The problem is that my formula doesn’t work properly when there are additional parameters in the URL like https://target-ads.example.com/track?campaign_id=9876543210&source=email&utm_medium=newsletter. I need to capture only the digits that immediately follow the equals sign, ignoring any ampersands or other characters that might come after the number sequence.
Had this exact issue migrating campaign data from our old tracking system. Your regex pattern is greedy and doesn’t know when to stop capturing digits. Here’s what worked for me - tweaked the SUBSTITUTE approach: IF(REGEX_MATCH({Campaign URL}, “campaign_id=\d+”), SUBSTITUTE(REGEX_EXTRACT({Campaign URL}, “campaign_id=\d+(?=&|$)”), “campaign_id=”, “”)) The trick is being specific about the parameter name and using (?=&|$) to stop at either an ampersand or end of string. Prevents it from grabbing digits from other parameters. I’ve found targeting the exact parameter name beats just matching any equals sign - avoids false matches when you’ve got other numeric parameters. Ran this on thousands of campaign URLs and it’s been solid.
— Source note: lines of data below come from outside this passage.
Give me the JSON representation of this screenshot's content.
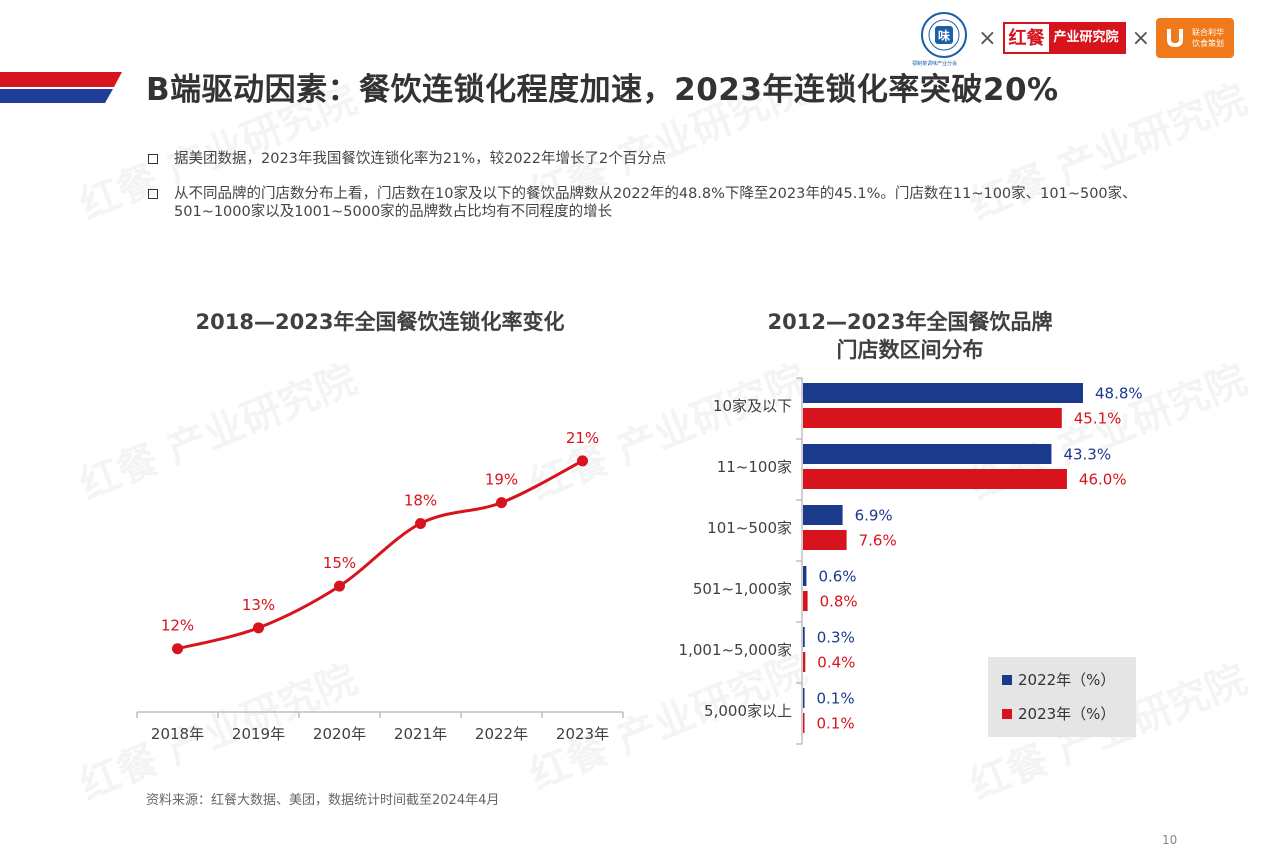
{
  "header": {
    "seal_caption": "鄂制菜调味产业分会",
    "hongcan_logo_main": "红餐",
    "hongcan_logo_sub": "产业研究院",
    "unilever_text_line1": "联合利华",
    "unilever_text_line2": "饮食策划",
    "separator": "×"
  },
  "page_title": "B端驱动因素：餐饮连锁化程度加速，2023年连锁化率突破20%",
  "bullets": [
    "据美团数据，2023年我国餐饮连锁化率为21%，较2022年增长了2个百分点",
    "从不同品牌的门店数分布上看，门店数在10家及以下的餐饮品牌数从2022年的48.8%下降至2023年的45.1%。门店数在11~100家、101~500家、501~1000家以及1001~5000家的品牌数占比均有不同程度的增长"
  ],
  "watermark": "红餐 产业研究院",
  "source": "资料来源：红餐大数据、美团，数据统计时间截至2024年4月",
  "page_number": "10",
  "colors": {
    "red": "#d7141e",
    "blue": "#1b3a8c",
    "title_bar_blue": "#1f3d99"
  },
  "chart_data": [
    {
      "type": "line",
      "title": "2018—2023年全国餐饮连锁化率变化",
      "categories": [
        "2018年",
        "2019年",
        "2020年",
        "2021年",
        "2022年",
        "2023年"
      ],
      "values": [
        12,
        13,
        15,
        18,
        19,
        21
      ],
      "data_labels": [
        "12%",
        "13%",
        "15%",
        "18%",
        "19%",
        "21%"
      ],
      "color": "#d7141e",
      "grid": false
    },
    {
      "type": "bar",
      "orientation": "horizontal",
      "title_line1": "2012—2023年全国餐饮品牌",
      "title_line2": "门店数区间分布",
      "categories": [
        "10家及以下",
        "11~100家",
        "101~500家",
        "501~1,000家",
        "1,001~5,000家",
        "5,000家以上"
      ],
      "series": [
        {
          "name": "2022年（%）",
          "color": "#1b3a8c",
          "values": [
            48.8,
            43.3,
            6.9,
            0.6,
            0.3,
            0.1
          ],
          "labels": [
            "48.8%",
            "43.3%",
            "6.9%",
            "0.6%",
            "0.3%",
            "0.1%"
          ]
        },
        {
          "name": "2023年（%）",
          "color": "#d7141e",
          "values": [
            45.1,
            46.0,
            7.6,
            0.8,
            0.4,
            0.1
          ],
          "labels": [
            "45.1%",
            "46.0%",
            "7.6%",
            "0.8%",
            "0.4%",
            "0.1%"
          ]
        }
      ],
      "legend_position": "bottom-right",
      "grid": false
    }
  ]
}
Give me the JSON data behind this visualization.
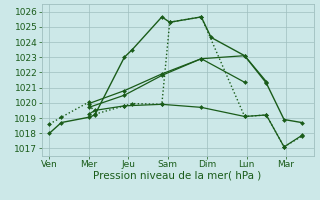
{
  "x_labels": [
    "Ven",
    "Mer",
    "Jeu",
    "Sam",
    "Dim",
    "Lun",
    "Mar"
  ],
  "lines": [
    {
      "x": [
        0.0,
        0.3,
        1.0,
        1.15,
        1.9,
        2.1,
        2.85,
        3.05,
        3.85,
        4.1,
        4.95,
        5.5,
        5.95,
        6.4
      ],
      "y": [
        1018.0,
        1018.7,
        1019.05,
        1019.2,
        1023.0,
        1023.5,
        1025.65,
        1025.3,
        1025.65,
        1024.3,
        1023.1,
        1021.3,
        1018.9,
        1018.7
      ],
      "ls": "-",
      "lw": 1.0,
      "ms": 2.0,
      "marker": "D"
    },
    {
      "x": [
        0.0,
        0.3,
        1.0,
        1.15,
        1.9,
        2.1,
        2.85,
        3.05,
        3.85,
        4.95,
        5.5,
        5.95,
        6.4
      ],
      "y": [
        1018.6,
        1019.05,
        1020.05,
        1019.25,
        1019.8,
        1019.95,
        1019.9,
        1025.3,
        1025.65,
        1019.1,
        1019.2,
        1017.1,
        1017.8
      ],
      "ls": ":",
      "lw": 1.0,
      "ms": 2.0,
      "marker": "D"
    },
    {
      "x": [
        1.0,
        1.15,
        1.9,
        2.85,
        3.85,
        4.95,
        5.5,
        5.95,
        6.4
      ],
      "y": [
        1019.25,
        1019.5,
        1019.8,
        1019.9,
        1019.7,
        1019.1,
        1019.2,
        1017.1,
        1017.85
      ],
      "ls": "-",
      "lw": 0.9,
      "ms": 2.0,
      "marker": "D"
    },
    {
      "x": [
        1.0,
        1.9,
        2.85,
        3.85,
        4.95
      ],
      "y": [
        1019.7,
        1020.5,
        1021.8,
        1022.9,
        1021.35
      ],
      "ls": "-",
      "lw": 0.9,
      "ms": 2.0,
      "marker": "D"
    },
    {
      "x": [
        1.0,
        1.9,
        2.85,
        3.85,
        4.95,
        5.5
      ],
      "y": [
        1019.95,
        1020.8,
        1021.9,
        1022.9,
        1023.1,
        1021.4
      ],
      "ls": "-",
      "lw": 0.9,
      "ms": 2.0,
      "marker": "D"
    }
  ],
  "xlabel": "Pression niveau de la mer( hPa )",
  "ylim": [
    1016.5,
    1026.5
  ],
  "yticks": [
    1017,
    1018,
    1019,
    1020,
    1021,
    1022,
    1023,
    1024,
    1025,
    1026
  ],
  "xlim": [
    -0.2,
    6.7
  ],
  "bg_color": "#cce8e8",
  "grid_color": "#9fbfbf",
  "line_color": "#1a5c1a",
  "xlabel_fontsize": 7.5,
  "tick_fontsize": 6.5
}
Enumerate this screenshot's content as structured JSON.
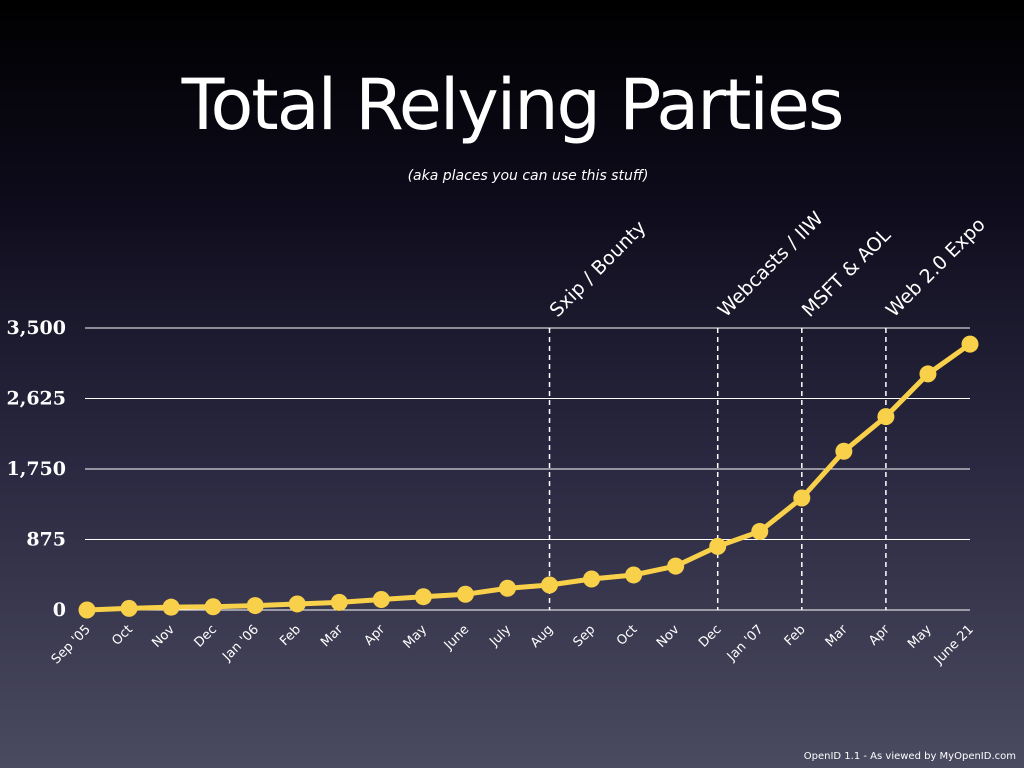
{
  "slide": {
    "title": "Total Relying Parties",
    "subtitle": "(aka places you can use this stuff)",
    "footer": "OpenID 1.1 - As viewed by MyOpenID.com"
  },
  "colors": {
    "line": "#f9d04a",
    "grid": "#ffffff",
    "text": "#ffffff"
  },
  "chart_data": {
    "type": "line",
    "title": "Total Relying Parties",
    "subtitle": "(aka places you can use this stuff)",
    "categories": [
      "Sep '05",
      "Oct",
      "Nov",
      "Dec",
      "Jan '06",
      "Feb",
      "Mar",
      "Apr",
      "May",
      "June",
      "July",
      "Aug",
      "Sep",
      "Oct",
      "Nov",
      "Dec",
      "Jan '07",
      "Feb",
      "Mar",
      "Apr",
      "May",
      "June 21"
    ],
    "series": [
      {
        "values": [
          0,
          20,
          35,
          40,
          55,
          75,
          95,
          130,
          165,
          195,
          270,
          310,
          385,
          435,
          545,
          790,
          975,
          1390,
          1970,
          2400,
          2930,
          3300
        ]
      }
    ],
    "ylim": [
      0,
      3500
    ],
    "yticks": [
      0,
      875,
      1750,
      2625,
      3500
    ],
    "ytick_labels": [
      "0",
      "875",
      "1,750",
      "2,625",
      "3,500"
    ],
    "grid": true,
    "annotations": [
      {
        "label": "Sxip / Bounty",
        "category_index": 11
      },
      {
        "label": "Webcasts / IIW",
        "category_index": 15
      },
      {
        "label": "MSFT & AOL",
        "category_index": 17
      },
      {
        "label": "Web  2.0 Expo",
        "category_index": 19
      }
    ]
  }
}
Your regex doesn’t set proper boundaries - that’s the main problem. I had the same issue with tracking URLs and switching to a more precise pattern fixed it right away. The issue is \d+ keeps matching digits no matter what comes after. Try this instead: IF(REGEX_MATCH({Campaign URL}, “=(\d+)”), REGEX_EXTRACT({Campaign URL}, “=(\d+)(?=&|?|$)”, “$1”)) The (?=&|\?|$) part is a lookahead that stops capturing digits when it hits an ampersand, question mark, or the end of the string. This stops it from bleeding into other URL parameters while keeping accuracy across different URL formats. I’ve used this method on campaign data with tons of parameter variations. The lookahead consistently beats simple substitution because it handles edge cases like URLs that end with your target parameter or have multiple numbers.
The trick is using capture groups - wrap \d+ in parentheses, then reference $1 to get just the digits without the equals sign.
I hit the same problem building analytics dashboards at work. URLs get messy with multiple parameters, but this pattern stops at the first non-digit after the equals sign.
Still having trouble? Try being more specific about what follows the number:
Honestly, just add word boundaries to your pattern. Try REGEX_EXTRACT({Campaign URL}, "=(\d+)(?=\D|$)", "$1") - the (?=\D|$) stops at any non-digit or end of string. Works way better than lookaheads for ampersands since URLs get weird formatting sometimes.